ロゼルは頷き、渡された数枚の銅貨を財布にしまい込む。それをポーチに戻し、店の裏口から出ていった。
ロゼルがこの町に来てからすでに二週間が経とうとしていた。
最初は町になかなか馴染めないでいた彼女だったが、パメラに出会ってからというもの、すっかり町に溶け込んでいた。
パメラに巡り逢えたことは最上の幸運だ、とロゼルは思う。彼女がいなければ、三日と経たず野垂れ死にしていただろう。裏通りが治安の悪いものだと失念していたロゼルは、すりに遭い、当面の生活費を失ってしまったのだ。そんなときに手を差し延べてくれたのがパメラだった。彼女は見ず知らずの少女に対して食事や住む場所を与え、自分が経営している喫茶店で雇ってくれたのだ。

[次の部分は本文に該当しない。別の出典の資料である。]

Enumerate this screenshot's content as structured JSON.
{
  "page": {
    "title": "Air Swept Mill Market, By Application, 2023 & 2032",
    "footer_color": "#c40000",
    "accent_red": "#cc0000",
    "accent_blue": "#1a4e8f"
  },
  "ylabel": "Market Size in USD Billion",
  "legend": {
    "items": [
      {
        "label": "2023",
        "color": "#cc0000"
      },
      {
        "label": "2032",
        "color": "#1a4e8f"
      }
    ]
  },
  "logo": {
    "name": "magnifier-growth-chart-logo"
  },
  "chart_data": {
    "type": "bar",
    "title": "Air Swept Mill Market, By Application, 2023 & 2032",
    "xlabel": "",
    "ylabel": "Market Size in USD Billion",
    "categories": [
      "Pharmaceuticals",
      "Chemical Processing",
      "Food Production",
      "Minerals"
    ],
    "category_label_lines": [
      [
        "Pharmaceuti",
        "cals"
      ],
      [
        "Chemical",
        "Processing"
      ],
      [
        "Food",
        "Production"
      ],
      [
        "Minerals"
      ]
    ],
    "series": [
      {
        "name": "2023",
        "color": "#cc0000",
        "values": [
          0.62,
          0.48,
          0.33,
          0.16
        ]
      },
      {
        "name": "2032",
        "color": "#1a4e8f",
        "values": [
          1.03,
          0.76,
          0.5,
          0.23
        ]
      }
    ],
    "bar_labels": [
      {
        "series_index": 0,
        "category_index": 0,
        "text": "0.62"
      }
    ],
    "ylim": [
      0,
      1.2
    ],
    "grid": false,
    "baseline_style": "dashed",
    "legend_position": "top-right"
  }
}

なんてお人よしなのだろうと思う。相手が見るからに困っている少女だったとしても、普通なら助けたりはしない。財布を掏られたのも本人の落ち度であり、助けた相手がどんなことをするかもわからないのだ。
もっとも、パメラのおかげで自分は生きていられるわけだが。感謝こそすれ恩を仇で返すようなことはしない。
それにしても。パメラはあのことを知っているにも関わらず、そのことについて追求してこない。気を使っているのか、関心がないのか、あるいは余計な詮索をして面倒事に巻き込まれたくないだけか――それならば最初から保護などしなかったはずだ。いずれにしてもロゼルには都合のいいことだ。尋ねられてどう答えればいいものか、上手い嘘など思い付かない。
パメラは四十間近になる、恰幅のいい女性だ。夫はすでに他界しており、彼との間に儲けた一人娘は隣町に嫁いでいる。ロゼルが来るまでは、パメラひとりで店を切り盛りしており、彼女の都合で突然休みにすることも多かったという。よく近所の主婦と噂話に興じていて、町一番の情報通だと自慢げに話していた。
パメラはまるで娘のようにロゼルを可愛がってくれている。それをロゼルは不快には思ってはいない。むしろ、嬉しかったのだ。あの女とはまったく違い、母性愛に満ちたパメラは、まさしくロゼルの望んでいたひとだった。
あの女を『母』と思ったことはない。外聞ばかり気にして、矜持ばかりが高い貴族の娘。彼女は自らを着飾ることしか頭になかった。少なくとも、ロゼルの目にはそう映っていた。
愛された記憶はない。
思い起こされるのは、どれも苦い記憶ばかりだ。
友人でもあった赤毛の侍女。ロゼルに優しくしてくれたのは彼女だけだった。それが哀れみからだということはわかっていた。侍女の家庭はロゼルほど裕福ではなかったが、愛情が溢れていた。
彼女が侍女仲間と話しているのを聞いたとき、ロゼルの心は折れた。
彼女だけが理由ではない。両親の不貞や劣等感、さまざまな理由が積み重なり爆発した結果だった。
後悔はしていない。世の令嬢達のように生きるつもりはまったくなかった。
ただ時折、思うことがある。
なにもせず、あのまま生きていたら……と。
「――ロゼル!」
彼女の名前を呼ぶ声にロゼルが顔を上げると、軽やかに駆け寄ってくる亜麻色の髪の少女が目に映った。
「ミレイユ」
「今日は仕事じゃなかったの?」
声を弾ませ、ロゼルの少し前で止まった。ぱっちりとした青い瞳がロゼルを見つめている。
「ええ、仕事中よ。買い出しを頼まれているの」
じゃあね。そういおうとして、
「なら、私と行きましょ! ロゼルともっと話したいの」
いやよ、と返事するよりも早く彼女はロゼルの手を取った。
「ち、ちょっと!」
「なあに?」
かわいらしく首を傾げて尋ねられては、強く言い返すことはできなかった。
ずるい、とロゼルは口を強く結んだ。ミレイユは意識的にも無意識であれ、どうすれば相手を意のままにできるかを知っているのだ。
雰囲気はまったく違うのに、母親と重なって見えてしまう。
「……なんでもないわ」
「おかしなロゼル!」
くすくすと口に手を当てて笑う少女に苦言を呈することは、ついにできなかった。